Rant on Rising Housing Prices

If someone wants to buy a home and live in it for the next 20 years, then sure, go ahead and buy. Enjoy the low interest rates and live in your own place instead of renting. If you can survive a 10% to 15% price drop, and if you can survive a 2% interest hike, then there’s really no issue.

If someone wants to buy a house or condo as an investment and rent it out with a negative cash flow while expecting the price to go up by 4% a year, good luck to you. I agree that it is totally possible to time the real estate market and make money from it, depending when you buy. Heck if you bought in 2008 and sold now, that would be a lot of money that you’ve would made. However, right now it doesn’t seem like a good time to invest in condos.

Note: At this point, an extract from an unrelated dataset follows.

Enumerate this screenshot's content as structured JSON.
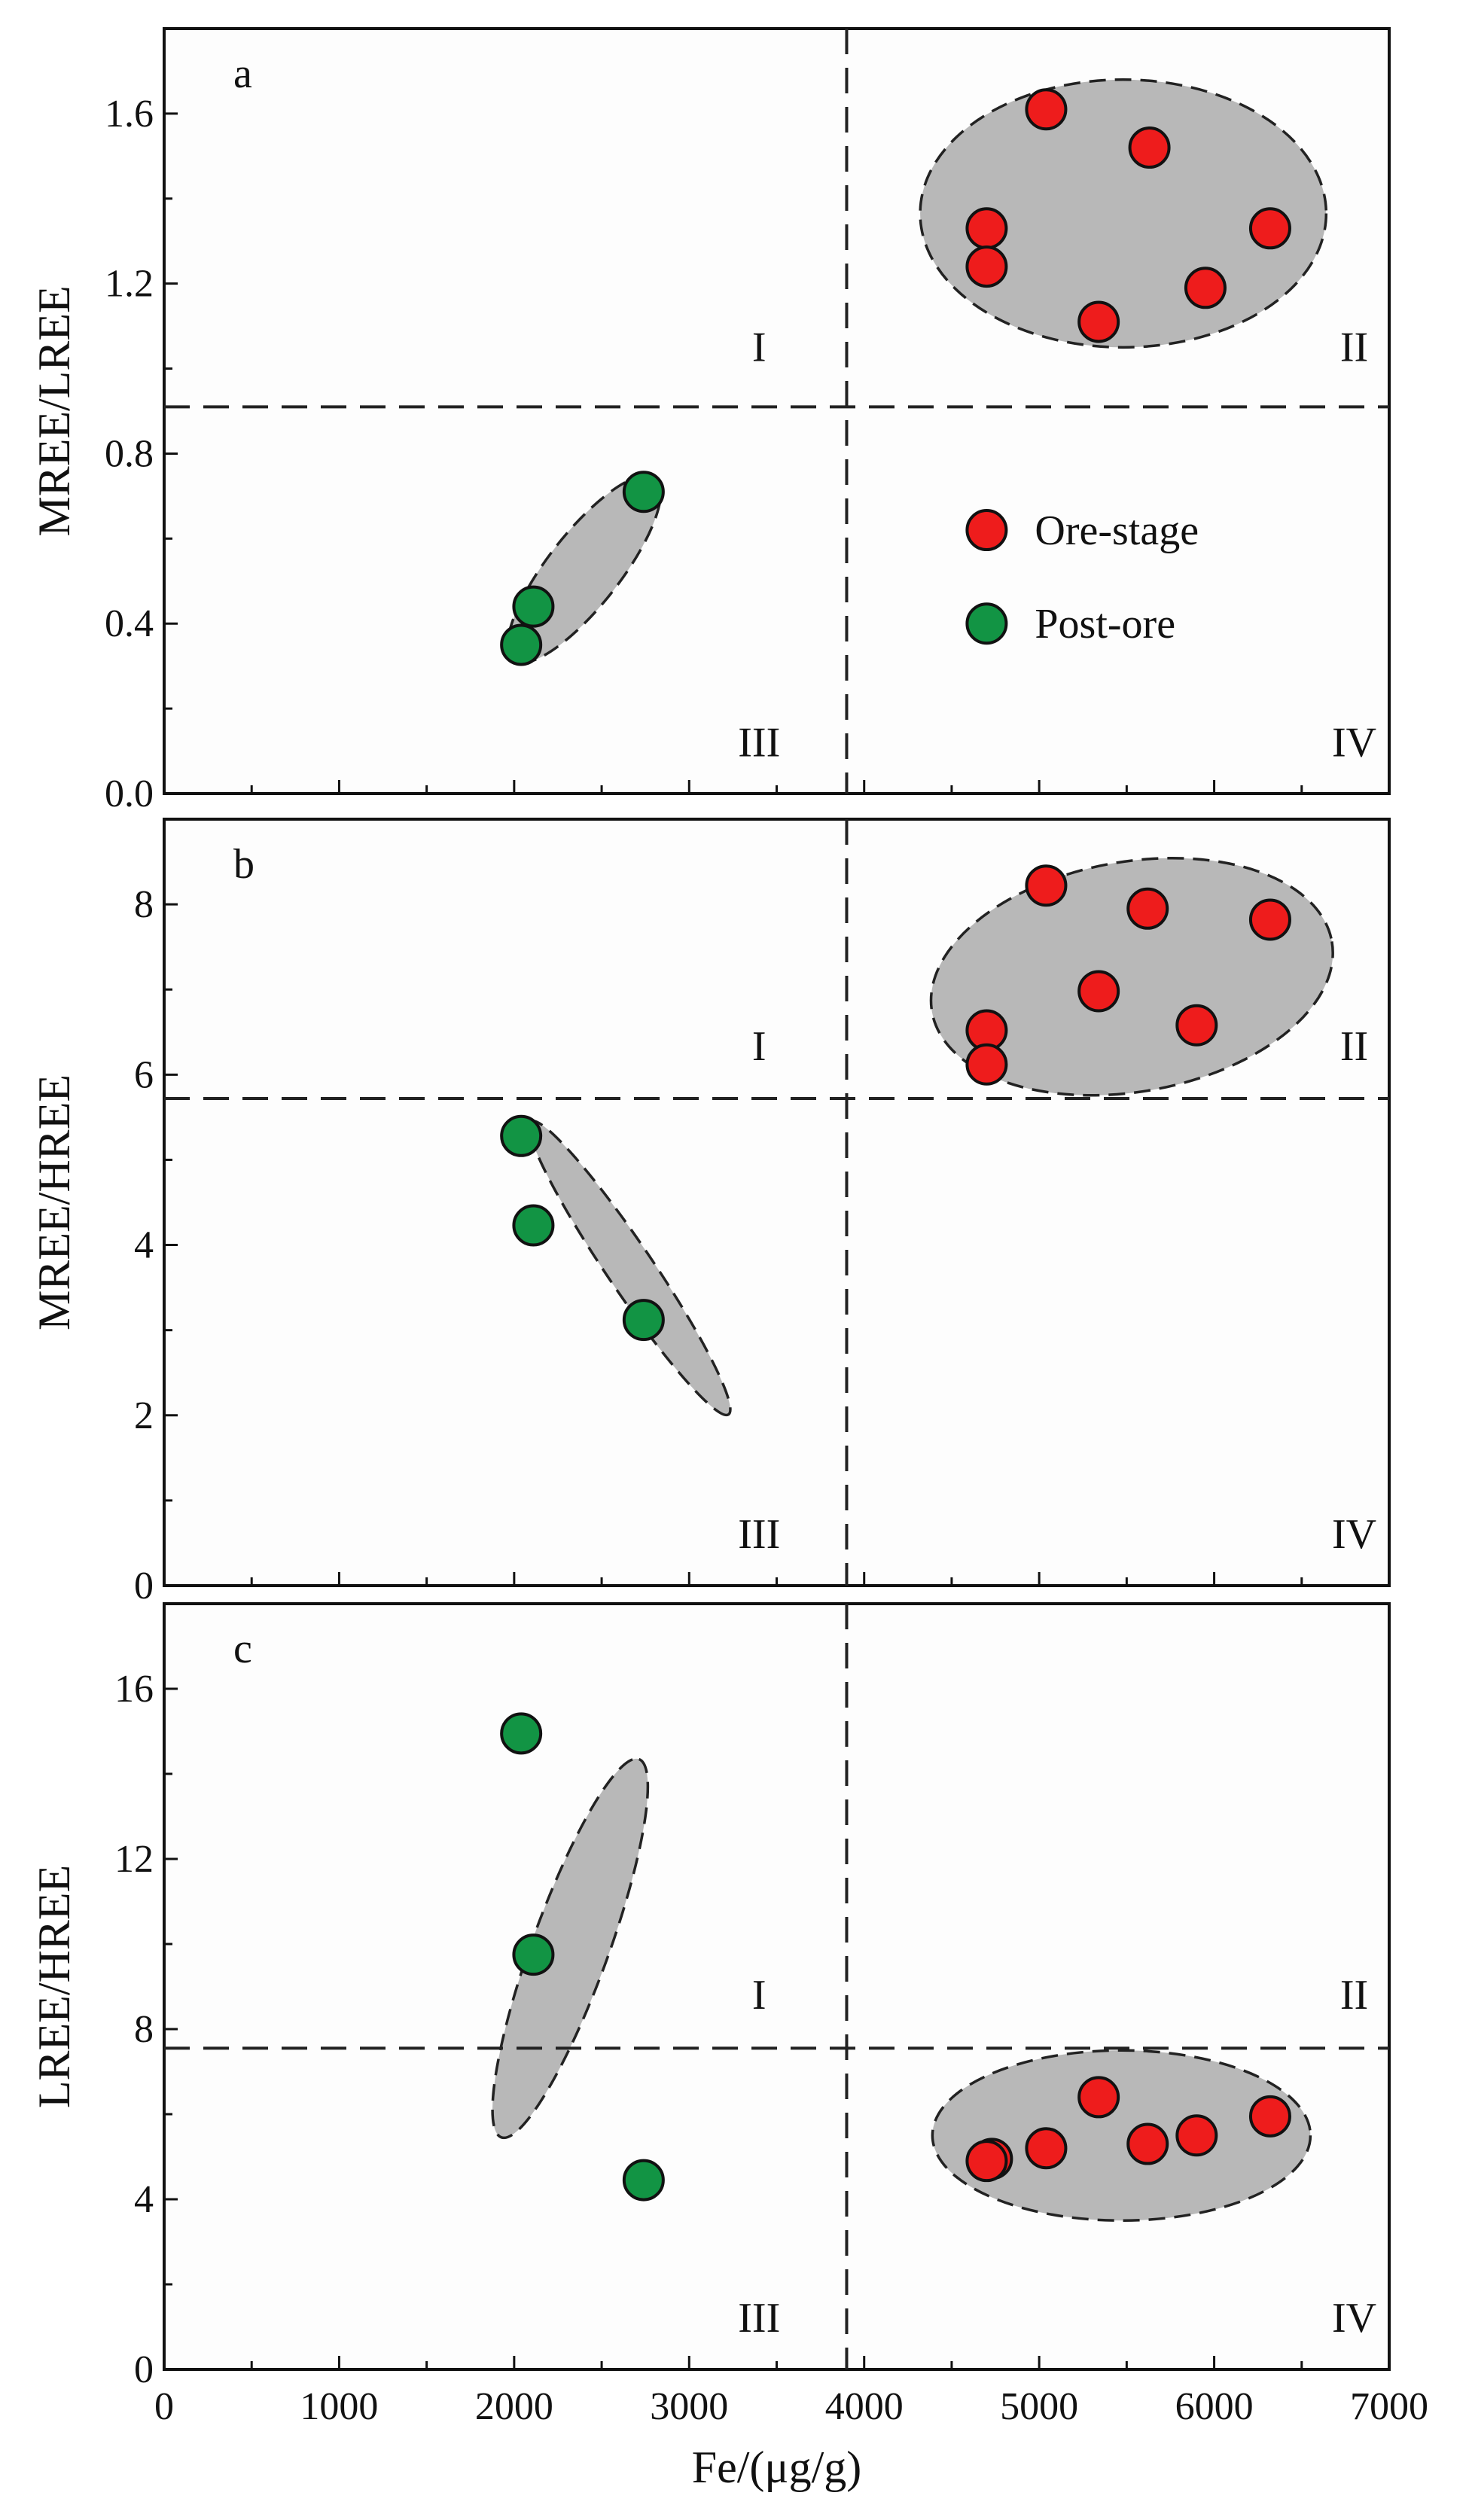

Overall, I am against prices going up! Period! The people who benefit from rising prices are real estate agents, banks, some lucky flippers and retirees who are downsizing and cashing in. Nobody else benefits. In fact, the majority of people do not benefit.

When food goes up or gas goes up in price, everyone complains. Why should we treat real estate inflation as a good thing? The majority of people buy a home to live in it, not to invest. How on earth are the younger generations supposed to afford all this pricey real estate? This is simply not sustainable.

Brad Lamb says that Toronto is becoming a world class city. It is getting Manhattanized. **ck that. Again, the majority of people are not going to benefit from that! Incomes in Toronto have risen by 8% adjusted for inflation between 2000 and 2010. Real estate prices have doubled. That doesn’t benefit Average Joe, the Torontonian. Yes, he might be able to afford a monthly payment on a tiny condo due to emergency interest rates, but one has to ask themselves: why does it take emergency interest rates to afford a place? How sustainable is that?

It doesn’t really matter how much prices fall, what matters is that people need to start viewing rising housing costs for what they really are – inflation.